Yakın geçmişimizin en büyük borsa krizlerinden biri olarak görülen ve 'Kara Pazartesi' diye anılan 19
Ekim 1987'de ABD borsalarında bir günde yüzde 22'lik kayıp yaşanmıştı. Aynı şekilde tarihte şu ana kadar görülmüş en büyük
finans krizi olarak gösterilen ve 'Kara
Perşembe' diye anılan 21 Ekim 1929'da yaşanan borsa çöküşünde insanlar umutlarını tüketmiş ve tam 10 yıl sürecek büyük
ekonomik durgunluklar yaşanmıştı.
Her iki borsa çöküşünde de tarihlerin birbirine çok yakın olması, 19 Ekim 2007
Cuma günü yaşanan ve ABD borsalarının büyük
banka hisselerinin düşük kâr açıklamalarının ardından yüzde 5'lere varan çöküş yaşaması belki bir tesadüf olarak görülebilir; ancak sebeplere bakacak olursak, benzerlikler içermesi bakımından ilgi
çekici olduğunu düşünüyorum. 1929 ve 1987 borsa çöküşlerinde hisse fiyatları aşırı yükselmişti; ancak şirket kârları oluşan fiyatlar kadar yüksek değildi.
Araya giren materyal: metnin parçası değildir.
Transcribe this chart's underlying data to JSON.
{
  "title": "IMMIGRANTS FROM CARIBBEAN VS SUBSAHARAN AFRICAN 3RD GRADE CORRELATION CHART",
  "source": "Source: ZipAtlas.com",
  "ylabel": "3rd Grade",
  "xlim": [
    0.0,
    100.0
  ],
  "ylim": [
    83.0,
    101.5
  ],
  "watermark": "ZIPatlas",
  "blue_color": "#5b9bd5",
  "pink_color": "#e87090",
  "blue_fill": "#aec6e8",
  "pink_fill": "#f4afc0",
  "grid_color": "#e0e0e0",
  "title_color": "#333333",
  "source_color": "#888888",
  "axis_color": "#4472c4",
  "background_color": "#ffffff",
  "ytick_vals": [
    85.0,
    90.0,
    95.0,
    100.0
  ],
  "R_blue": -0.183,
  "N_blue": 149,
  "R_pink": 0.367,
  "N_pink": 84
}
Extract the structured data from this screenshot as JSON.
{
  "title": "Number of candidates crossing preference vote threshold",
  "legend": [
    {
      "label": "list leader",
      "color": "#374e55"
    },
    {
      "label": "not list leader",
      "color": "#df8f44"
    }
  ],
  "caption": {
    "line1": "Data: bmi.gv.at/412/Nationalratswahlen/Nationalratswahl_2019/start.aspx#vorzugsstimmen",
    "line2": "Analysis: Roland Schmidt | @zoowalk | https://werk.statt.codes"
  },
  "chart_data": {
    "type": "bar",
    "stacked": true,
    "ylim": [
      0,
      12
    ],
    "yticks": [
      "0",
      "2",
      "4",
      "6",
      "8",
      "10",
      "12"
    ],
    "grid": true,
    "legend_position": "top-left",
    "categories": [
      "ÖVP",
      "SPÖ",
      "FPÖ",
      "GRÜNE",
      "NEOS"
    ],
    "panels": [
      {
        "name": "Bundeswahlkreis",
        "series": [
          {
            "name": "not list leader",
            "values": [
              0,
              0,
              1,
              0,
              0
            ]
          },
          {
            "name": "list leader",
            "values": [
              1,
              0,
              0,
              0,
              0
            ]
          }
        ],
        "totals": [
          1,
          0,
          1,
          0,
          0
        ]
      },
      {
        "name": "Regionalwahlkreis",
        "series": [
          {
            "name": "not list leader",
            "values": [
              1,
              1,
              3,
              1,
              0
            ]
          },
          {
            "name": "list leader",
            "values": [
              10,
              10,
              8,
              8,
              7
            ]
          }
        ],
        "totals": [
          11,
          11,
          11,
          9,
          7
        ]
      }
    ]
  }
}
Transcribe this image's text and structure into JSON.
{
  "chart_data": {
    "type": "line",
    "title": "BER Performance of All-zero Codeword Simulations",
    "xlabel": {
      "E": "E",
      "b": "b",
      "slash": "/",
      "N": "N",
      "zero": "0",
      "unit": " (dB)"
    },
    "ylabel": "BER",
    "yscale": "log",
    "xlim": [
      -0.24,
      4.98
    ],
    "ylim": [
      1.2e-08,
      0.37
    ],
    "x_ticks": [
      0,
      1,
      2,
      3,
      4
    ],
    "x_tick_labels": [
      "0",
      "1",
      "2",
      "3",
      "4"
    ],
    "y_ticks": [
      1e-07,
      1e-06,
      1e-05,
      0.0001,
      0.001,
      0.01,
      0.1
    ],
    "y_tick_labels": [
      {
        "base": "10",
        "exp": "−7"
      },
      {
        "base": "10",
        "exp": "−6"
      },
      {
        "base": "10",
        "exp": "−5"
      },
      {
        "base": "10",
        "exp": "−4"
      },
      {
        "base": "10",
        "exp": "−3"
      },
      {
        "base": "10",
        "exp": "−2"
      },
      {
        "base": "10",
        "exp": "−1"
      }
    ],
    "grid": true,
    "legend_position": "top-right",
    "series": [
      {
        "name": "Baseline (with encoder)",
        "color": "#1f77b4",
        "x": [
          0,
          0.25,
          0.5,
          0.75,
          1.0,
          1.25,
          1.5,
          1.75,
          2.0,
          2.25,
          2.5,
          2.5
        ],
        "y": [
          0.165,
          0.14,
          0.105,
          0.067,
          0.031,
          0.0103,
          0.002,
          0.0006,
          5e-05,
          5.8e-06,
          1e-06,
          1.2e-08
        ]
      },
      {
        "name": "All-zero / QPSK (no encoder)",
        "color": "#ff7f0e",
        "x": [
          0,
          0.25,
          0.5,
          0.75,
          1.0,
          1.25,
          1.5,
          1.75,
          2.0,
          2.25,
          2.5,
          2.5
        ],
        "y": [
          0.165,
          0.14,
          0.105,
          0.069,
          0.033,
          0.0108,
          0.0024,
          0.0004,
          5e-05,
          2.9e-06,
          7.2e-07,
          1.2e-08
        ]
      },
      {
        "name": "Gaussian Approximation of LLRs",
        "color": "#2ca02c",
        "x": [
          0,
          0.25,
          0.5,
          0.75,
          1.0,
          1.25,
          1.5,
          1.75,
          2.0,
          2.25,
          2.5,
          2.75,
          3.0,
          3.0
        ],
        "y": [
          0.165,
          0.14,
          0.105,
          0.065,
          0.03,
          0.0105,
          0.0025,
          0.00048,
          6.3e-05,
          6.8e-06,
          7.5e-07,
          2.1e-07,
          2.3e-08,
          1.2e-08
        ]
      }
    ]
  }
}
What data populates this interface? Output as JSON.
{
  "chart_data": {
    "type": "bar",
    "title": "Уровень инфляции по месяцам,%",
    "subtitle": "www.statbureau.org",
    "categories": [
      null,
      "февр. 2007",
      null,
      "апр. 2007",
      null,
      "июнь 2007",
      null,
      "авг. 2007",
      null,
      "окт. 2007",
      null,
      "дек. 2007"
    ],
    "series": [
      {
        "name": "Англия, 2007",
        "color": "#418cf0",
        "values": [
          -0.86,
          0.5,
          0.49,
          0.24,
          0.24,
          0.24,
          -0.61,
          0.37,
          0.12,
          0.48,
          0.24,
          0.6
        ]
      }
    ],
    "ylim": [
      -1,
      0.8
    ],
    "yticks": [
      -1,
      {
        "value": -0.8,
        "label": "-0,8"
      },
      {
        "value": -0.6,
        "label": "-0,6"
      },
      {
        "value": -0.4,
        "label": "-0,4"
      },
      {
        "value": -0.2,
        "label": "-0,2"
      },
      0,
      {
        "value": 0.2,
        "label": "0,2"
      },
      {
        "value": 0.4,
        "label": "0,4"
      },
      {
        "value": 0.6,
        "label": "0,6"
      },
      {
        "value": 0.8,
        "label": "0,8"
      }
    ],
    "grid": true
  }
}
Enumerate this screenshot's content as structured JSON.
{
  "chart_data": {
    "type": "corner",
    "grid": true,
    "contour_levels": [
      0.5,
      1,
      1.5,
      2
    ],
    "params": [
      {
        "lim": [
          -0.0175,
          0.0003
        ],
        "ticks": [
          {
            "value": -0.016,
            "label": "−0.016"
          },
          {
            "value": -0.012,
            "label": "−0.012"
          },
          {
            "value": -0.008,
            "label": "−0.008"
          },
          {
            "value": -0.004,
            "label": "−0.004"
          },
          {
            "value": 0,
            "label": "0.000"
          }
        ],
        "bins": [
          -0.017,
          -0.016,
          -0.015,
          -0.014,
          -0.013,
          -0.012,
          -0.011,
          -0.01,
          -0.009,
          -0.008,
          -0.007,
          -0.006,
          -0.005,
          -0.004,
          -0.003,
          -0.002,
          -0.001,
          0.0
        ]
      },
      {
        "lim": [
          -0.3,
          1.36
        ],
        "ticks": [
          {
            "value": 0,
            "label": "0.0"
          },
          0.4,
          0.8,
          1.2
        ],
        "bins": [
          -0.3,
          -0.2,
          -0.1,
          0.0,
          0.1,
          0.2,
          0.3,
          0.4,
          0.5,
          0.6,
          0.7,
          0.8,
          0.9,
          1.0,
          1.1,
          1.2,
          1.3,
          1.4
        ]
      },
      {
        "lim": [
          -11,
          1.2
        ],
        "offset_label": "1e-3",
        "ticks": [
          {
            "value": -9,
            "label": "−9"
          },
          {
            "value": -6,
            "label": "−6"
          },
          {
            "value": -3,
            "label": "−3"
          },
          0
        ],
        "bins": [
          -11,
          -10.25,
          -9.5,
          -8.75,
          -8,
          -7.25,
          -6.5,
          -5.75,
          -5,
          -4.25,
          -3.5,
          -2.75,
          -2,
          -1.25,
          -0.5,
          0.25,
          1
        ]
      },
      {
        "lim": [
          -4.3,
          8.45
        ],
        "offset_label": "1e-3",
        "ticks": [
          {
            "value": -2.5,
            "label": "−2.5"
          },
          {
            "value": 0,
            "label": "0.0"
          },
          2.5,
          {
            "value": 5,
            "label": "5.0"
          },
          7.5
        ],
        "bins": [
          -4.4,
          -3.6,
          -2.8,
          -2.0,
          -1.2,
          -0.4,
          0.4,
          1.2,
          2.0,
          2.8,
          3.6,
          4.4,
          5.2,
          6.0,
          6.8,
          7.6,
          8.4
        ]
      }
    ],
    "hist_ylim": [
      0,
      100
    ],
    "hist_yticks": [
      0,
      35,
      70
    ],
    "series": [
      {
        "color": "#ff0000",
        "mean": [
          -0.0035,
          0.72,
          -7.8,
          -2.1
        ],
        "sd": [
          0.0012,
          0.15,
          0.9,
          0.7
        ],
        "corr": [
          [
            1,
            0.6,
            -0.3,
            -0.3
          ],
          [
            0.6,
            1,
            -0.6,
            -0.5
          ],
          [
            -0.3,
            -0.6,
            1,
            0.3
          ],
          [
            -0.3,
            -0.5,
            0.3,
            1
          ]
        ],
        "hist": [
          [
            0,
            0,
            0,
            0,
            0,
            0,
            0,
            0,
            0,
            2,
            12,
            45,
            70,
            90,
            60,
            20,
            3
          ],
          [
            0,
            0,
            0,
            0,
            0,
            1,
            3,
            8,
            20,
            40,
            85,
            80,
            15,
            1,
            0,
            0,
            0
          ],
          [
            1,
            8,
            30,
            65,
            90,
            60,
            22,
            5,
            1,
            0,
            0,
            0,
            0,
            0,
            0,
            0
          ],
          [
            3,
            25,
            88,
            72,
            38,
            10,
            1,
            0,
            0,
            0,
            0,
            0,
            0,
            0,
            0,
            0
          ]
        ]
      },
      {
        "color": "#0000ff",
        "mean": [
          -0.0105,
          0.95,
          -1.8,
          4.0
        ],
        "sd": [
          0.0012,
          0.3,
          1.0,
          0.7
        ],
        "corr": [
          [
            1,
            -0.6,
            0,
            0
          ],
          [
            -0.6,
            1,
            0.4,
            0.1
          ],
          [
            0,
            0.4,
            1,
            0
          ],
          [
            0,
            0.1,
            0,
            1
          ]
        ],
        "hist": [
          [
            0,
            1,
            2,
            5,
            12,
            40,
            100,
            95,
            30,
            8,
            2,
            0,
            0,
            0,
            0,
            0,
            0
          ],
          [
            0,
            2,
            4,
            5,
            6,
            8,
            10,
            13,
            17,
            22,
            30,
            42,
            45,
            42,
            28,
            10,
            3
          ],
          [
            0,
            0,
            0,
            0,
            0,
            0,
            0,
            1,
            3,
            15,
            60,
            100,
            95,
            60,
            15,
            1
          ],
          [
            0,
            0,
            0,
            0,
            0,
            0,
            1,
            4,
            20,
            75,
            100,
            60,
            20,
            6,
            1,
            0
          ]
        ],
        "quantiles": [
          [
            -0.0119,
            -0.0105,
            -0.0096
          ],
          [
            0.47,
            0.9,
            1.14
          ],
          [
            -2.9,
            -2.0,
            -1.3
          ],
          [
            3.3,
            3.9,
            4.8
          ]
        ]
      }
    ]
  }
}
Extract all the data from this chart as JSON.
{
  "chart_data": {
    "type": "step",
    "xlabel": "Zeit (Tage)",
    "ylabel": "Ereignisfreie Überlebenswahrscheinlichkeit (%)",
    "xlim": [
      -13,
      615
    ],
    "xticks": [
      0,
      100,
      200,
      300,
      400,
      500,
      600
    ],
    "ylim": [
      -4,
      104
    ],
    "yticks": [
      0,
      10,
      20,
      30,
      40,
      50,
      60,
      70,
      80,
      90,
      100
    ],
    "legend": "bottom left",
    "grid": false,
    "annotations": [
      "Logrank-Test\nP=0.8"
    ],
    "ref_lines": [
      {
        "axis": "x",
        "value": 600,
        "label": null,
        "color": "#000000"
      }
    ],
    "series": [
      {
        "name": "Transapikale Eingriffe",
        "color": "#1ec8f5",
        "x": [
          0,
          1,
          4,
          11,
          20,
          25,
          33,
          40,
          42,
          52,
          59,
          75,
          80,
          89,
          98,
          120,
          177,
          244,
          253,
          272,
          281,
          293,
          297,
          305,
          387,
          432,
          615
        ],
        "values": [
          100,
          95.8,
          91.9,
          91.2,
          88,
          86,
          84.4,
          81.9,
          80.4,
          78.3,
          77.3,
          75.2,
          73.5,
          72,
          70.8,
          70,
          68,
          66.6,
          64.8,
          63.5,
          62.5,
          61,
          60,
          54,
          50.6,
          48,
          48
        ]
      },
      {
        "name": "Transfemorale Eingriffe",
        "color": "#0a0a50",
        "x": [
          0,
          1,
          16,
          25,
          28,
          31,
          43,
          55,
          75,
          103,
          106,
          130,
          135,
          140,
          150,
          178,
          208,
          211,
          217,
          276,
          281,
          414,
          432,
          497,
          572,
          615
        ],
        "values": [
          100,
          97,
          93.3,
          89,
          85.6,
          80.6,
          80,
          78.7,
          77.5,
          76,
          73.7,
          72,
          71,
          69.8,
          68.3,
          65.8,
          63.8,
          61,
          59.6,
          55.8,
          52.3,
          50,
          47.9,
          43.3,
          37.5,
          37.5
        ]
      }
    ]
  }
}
19 Ekim Cuma günü borsalar
Bank of America,
Citibank ve
Morgan Stanley gibi bankaların üçüncü çeyrek kârlarının beklenenin çok
altında kalması, ABD konut sektöründe yaşanan krizin devam ettiğine işaret edince hızla geriledi. Düşüşler özellikle ABD borsalarında etkili olurken Dow Jones, Nasdaq, Standart&Poor's
endeksleri yüzde 2,5 civarında değer kaybetti.
Latin
Amerika borsaları da hızla değer kaybed
erken özellikle Brezilya'da Bovespa endeksi yüzde 3,74'lük kayıpla en fazla değer kaybeden borsaların başında geldi.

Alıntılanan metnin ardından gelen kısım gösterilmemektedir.